- Born: Lucy Greenbaum 1916
- Died: 2004 (aged 87–88)
- Occupation: Writer
- Known for: Writings on psychiatry and mental health

= Lucy Freeman =

American writer (1916–2004)

Lucy Sylvia Freeman ( Greenbaum ; 13 Dec 1916–29 Dec 2004) was an American journalist and author who published 78 books. She is best known for her articles on psychiatry and mental health for The New York Times, after being hired by the newspaper in 1940. Freeman pushed for other editors to cover these topics and she was central to the growth of such coverage.

Freeman also helped preserve Sigmund Freud’s private papers and wrote many books discussing Freud, as well as other areas of psychiatry. The publication of these books allowed previously taboo subjects to become normalized among the general audience.
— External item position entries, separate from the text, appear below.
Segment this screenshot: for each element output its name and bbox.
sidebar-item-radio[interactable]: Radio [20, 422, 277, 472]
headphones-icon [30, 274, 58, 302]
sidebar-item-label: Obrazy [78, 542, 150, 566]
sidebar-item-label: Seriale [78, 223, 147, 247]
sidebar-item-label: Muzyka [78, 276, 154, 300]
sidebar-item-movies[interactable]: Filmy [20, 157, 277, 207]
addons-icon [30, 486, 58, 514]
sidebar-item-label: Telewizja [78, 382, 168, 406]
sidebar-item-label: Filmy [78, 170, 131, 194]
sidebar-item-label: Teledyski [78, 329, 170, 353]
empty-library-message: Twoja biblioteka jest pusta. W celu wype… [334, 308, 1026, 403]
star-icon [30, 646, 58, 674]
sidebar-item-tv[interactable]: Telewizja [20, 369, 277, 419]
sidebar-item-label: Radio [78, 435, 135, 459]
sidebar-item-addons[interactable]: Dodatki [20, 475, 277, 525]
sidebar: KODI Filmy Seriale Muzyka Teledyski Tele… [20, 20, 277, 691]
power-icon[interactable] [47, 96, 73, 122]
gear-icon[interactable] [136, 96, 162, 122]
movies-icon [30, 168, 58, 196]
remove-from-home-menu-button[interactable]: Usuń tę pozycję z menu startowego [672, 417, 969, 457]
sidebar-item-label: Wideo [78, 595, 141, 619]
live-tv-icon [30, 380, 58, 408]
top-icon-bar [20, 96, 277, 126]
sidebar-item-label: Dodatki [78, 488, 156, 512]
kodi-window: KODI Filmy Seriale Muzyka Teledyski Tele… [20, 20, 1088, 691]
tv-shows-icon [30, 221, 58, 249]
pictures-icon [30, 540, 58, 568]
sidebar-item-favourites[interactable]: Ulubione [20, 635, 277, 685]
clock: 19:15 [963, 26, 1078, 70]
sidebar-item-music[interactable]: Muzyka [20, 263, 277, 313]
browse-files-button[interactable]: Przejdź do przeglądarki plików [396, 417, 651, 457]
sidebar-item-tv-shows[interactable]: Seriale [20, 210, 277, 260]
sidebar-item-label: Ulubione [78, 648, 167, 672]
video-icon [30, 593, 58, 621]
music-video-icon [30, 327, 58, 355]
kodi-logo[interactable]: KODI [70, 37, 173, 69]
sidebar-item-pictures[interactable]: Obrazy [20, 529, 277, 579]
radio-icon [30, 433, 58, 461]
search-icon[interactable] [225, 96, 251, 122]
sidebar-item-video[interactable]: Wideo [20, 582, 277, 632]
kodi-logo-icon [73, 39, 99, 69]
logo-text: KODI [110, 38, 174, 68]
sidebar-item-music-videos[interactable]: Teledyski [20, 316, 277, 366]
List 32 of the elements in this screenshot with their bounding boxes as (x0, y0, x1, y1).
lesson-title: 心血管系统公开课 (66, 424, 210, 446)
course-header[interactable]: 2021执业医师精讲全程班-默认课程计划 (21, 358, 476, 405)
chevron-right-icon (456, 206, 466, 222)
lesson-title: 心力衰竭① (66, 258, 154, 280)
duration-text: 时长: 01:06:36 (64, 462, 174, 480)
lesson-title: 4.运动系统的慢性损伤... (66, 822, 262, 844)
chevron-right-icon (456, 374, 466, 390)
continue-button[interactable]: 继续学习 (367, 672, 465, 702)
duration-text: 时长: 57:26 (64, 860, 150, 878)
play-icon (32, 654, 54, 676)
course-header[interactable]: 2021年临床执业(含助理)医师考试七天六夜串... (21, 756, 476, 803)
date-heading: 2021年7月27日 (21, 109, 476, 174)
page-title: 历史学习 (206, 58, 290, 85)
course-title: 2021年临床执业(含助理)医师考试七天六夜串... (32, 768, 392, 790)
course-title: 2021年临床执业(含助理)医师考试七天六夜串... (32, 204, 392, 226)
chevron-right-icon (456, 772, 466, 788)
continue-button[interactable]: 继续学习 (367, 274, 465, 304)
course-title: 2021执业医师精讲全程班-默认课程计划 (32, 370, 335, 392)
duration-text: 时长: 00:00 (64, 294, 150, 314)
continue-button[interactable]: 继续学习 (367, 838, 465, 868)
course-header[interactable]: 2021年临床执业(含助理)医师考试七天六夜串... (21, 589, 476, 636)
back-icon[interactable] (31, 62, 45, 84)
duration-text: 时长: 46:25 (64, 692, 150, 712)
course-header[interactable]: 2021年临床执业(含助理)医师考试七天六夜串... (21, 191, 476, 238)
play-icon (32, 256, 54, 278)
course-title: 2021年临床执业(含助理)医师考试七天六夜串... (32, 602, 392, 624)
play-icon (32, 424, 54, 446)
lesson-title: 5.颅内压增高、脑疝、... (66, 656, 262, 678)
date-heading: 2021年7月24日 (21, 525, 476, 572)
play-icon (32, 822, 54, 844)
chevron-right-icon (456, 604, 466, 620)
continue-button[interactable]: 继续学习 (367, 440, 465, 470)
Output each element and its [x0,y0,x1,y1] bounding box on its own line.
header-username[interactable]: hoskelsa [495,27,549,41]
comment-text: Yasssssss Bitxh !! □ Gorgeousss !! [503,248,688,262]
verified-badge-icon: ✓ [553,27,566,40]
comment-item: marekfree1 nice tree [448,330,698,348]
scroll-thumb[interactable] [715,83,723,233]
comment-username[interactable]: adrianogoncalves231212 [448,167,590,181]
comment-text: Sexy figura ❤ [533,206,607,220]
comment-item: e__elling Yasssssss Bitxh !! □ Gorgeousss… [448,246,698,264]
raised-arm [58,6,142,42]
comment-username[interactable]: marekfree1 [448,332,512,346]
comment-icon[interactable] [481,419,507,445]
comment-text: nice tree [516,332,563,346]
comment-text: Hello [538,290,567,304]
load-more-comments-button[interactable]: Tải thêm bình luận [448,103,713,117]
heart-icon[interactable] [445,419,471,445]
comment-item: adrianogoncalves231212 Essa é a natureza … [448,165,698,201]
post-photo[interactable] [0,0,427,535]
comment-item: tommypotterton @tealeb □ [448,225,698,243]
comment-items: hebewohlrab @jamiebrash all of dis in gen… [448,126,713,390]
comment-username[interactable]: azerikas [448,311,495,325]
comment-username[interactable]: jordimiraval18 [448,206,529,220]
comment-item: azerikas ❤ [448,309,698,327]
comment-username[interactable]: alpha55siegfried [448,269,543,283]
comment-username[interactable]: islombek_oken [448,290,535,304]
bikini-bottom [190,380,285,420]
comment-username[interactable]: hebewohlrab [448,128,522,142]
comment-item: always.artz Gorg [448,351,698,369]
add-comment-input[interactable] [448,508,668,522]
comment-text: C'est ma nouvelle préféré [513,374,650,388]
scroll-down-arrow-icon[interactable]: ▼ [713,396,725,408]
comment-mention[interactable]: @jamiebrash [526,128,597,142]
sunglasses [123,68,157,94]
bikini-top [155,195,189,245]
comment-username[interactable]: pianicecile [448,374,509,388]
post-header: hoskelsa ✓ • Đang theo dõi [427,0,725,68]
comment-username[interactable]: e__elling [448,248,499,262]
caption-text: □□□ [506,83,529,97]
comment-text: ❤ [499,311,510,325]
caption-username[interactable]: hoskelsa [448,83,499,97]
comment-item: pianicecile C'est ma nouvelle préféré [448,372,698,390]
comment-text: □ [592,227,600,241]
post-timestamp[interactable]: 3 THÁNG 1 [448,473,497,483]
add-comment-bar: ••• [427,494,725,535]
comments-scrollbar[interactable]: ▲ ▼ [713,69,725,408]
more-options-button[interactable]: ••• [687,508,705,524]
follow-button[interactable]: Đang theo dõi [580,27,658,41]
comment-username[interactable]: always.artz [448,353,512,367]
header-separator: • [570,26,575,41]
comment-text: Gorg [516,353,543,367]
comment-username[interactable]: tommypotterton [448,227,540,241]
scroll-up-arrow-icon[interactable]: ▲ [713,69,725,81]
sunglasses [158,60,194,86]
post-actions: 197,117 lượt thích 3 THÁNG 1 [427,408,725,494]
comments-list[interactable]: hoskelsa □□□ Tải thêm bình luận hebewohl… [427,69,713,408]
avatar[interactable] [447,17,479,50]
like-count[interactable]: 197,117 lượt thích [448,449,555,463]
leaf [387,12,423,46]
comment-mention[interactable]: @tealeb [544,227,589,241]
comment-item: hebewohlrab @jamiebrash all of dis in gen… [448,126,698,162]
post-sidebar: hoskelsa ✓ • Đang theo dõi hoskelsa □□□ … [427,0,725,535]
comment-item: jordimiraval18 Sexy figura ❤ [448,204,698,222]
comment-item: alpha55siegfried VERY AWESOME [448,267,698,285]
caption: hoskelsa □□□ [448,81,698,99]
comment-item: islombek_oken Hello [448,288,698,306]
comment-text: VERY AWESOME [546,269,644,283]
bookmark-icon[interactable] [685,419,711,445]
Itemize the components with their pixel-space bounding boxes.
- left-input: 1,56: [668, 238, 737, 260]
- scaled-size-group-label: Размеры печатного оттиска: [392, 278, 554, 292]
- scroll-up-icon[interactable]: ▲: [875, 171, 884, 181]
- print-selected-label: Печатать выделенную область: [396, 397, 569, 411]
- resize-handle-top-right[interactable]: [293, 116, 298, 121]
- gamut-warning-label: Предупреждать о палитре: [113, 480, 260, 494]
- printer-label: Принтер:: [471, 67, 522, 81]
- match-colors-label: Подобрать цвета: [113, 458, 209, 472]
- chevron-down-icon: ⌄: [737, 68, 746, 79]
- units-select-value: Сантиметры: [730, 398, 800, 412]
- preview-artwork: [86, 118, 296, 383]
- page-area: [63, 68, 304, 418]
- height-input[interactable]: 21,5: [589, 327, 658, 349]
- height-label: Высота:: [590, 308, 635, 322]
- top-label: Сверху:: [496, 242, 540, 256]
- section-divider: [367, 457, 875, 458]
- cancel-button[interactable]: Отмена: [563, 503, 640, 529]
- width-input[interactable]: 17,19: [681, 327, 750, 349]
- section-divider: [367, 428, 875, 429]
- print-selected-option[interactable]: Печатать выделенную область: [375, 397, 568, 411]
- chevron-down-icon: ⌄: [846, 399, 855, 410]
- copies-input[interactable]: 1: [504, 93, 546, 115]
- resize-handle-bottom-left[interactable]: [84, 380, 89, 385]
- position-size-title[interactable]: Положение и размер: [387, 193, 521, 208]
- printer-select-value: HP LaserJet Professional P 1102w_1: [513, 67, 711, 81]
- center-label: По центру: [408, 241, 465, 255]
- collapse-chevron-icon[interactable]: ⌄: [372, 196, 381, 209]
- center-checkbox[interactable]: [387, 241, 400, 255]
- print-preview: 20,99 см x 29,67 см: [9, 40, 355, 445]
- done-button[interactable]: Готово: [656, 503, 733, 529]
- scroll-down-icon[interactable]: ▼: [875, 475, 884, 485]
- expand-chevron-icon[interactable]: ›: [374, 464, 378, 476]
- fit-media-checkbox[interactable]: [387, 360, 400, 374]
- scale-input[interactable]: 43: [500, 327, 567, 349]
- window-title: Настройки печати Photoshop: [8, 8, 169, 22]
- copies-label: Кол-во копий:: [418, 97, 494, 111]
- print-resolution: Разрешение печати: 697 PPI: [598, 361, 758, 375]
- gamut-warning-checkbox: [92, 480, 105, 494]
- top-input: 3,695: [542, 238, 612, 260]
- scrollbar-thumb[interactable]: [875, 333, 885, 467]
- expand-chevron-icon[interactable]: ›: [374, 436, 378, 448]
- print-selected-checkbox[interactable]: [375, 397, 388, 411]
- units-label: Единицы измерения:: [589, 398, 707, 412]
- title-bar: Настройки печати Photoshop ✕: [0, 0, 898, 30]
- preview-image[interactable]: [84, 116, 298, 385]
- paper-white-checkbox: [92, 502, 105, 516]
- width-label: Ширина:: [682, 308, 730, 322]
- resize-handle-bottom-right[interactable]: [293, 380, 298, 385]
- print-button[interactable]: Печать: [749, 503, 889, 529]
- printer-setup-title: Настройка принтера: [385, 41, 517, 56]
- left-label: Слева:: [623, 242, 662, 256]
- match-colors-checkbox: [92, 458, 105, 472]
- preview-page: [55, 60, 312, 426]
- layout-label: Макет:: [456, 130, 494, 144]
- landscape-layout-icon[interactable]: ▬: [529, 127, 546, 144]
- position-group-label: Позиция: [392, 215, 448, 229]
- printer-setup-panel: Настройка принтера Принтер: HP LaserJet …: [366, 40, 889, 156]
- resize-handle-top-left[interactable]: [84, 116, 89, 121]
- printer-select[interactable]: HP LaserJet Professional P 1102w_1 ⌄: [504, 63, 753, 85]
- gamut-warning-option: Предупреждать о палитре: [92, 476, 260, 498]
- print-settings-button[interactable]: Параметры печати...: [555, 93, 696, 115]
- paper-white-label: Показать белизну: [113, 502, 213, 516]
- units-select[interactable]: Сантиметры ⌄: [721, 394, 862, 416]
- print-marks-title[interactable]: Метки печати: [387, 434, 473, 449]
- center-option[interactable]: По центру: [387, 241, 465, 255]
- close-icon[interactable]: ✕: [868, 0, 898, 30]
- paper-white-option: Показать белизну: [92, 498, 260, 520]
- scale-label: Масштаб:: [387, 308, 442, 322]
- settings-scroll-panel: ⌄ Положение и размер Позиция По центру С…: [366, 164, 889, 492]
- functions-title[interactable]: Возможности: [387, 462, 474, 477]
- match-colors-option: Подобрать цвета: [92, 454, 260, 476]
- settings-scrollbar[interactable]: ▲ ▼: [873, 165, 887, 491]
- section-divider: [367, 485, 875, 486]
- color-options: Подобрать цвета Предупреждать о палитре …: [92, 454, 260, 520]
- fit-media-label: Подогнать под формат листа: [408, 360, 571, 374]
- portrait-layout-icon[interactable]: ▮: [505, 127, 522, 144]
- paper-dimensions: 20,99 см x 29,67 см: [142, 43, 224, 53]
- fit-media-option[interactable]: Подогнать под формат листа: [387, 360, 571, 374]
The American Psychiatric Association awarded her the Writers Award in 1976. In 1986, she was awarded the National Media Award by the Chicago Institute for Psychoanalysis.

==Selected books==
- Fight against Fears. 1951.
- Hope for the Troubled. 1953.
- The Story of Psychoanalysis. 1958.
- Before I Kill More. New York: Pocket Books, 1958.
- Exploring the Mind of Man: Sigmund Freud and the Age of Psychology. 1969.
- (with Julie Roy) Betrayal. 1976.
- The Sorrow and the Fury: Overcoming Hurt and Loss from Childhood to Old Age. 1978.
- (with Sherry La Follette and George A. Zabriskie) Belle: The Biography of Belle Case La Follette. New York: Beaufort Books, 1986.
- Our Inner World of Rage: Understanding and Transforming the Power of Anger. 1990.
- The Story of Anna O.. Paragon House, 1990.
- (with Charles Schlaifer) Heart's Work: Civil War Heroine and Champion of the Mentally Ill, Dorothea Lynde Dix. New York: Paragon House, 1991.
- (with Alma H. Bond) America's First Woman Warrior: The Courage of Deborah Sampson. 1992.